The objective of this special issue is to report on recent trends in digital and media technologies responding to the challenges of managing and accessing multimedia (images, audio, video, 3D/4D material, etc.). In a highly selective review procedure we accepted contributions describing recent work that aims at narrowing the large disparity between the low-level multimedia descriptors and the richness of subjectivity of semantics in user queries and human interpretations of audiovisual data.

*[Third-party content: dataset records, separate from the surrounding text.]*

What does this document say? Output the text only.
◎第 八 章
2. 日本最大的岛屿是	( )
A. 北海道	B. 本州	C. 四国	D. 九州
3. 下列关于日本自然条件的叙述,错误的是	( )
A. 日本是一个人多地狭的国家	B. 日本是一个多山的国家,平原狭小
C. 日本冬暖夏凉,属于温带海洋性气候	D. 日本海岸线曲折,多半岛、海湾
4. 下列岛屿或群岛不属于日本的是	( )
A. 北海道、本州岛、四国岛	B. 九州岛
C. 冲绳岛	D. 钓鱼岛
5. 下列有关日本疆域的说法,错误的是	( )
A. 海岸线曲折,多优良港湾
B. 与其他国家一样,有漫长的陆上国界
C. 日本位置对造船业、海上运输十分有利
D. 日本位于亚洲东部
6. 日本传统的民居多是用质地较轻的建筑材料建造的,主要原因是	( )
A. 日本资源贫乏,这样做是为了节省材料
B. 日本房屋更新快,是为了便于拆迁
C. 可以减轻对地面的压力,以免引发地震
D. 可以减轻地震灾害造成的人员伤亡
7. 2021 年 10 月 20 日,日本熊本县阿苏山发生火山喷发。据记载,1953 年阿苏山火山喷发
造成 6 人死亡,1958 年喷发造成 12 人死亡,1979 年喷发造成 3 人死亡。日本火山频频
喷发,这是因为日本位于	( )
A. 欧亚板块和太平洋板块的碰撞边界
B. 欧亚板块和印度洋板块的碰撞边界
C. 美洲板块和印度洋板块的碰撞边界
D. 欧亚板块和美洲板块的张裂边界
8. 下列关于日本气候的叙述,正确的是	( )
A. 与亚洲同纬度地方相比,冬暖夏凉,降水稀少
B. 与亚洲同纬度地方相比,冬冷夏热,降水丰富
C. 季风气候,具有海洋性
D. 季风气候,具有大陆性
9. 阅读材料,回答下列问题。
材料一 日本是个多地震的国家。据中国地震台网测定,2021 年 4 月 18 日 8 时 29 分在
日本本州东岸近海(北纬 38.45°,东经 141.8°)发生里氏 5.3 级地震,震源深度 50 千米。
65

The articles in this special issue can be grouped into following categories: Multimedia Analysis (Section 1), Multimedia Ontologies and Data Integration (Section 2), and Social Media and Retrieval (Section 3).

1 Multimedia analysis

The predominant mode of operation in multimedia analysis has traditionally been bottom-up, i.e., working out high-level semantic features from low-level and easy to compute characteristics of the multimedia representation. In this special issue only one of three papers in the area of multimedia analysis follows this path (emotion prediction [1], described below). The second paper in multimedia analysis uses a high-level desired representation of a film script and maps backwards and forwards to image-processing output of film scenes [2]. Finally, the last paper in this section uses high-level semantics to guide the low-level task of keyframe detection [9] in a reversal of traditional workflow.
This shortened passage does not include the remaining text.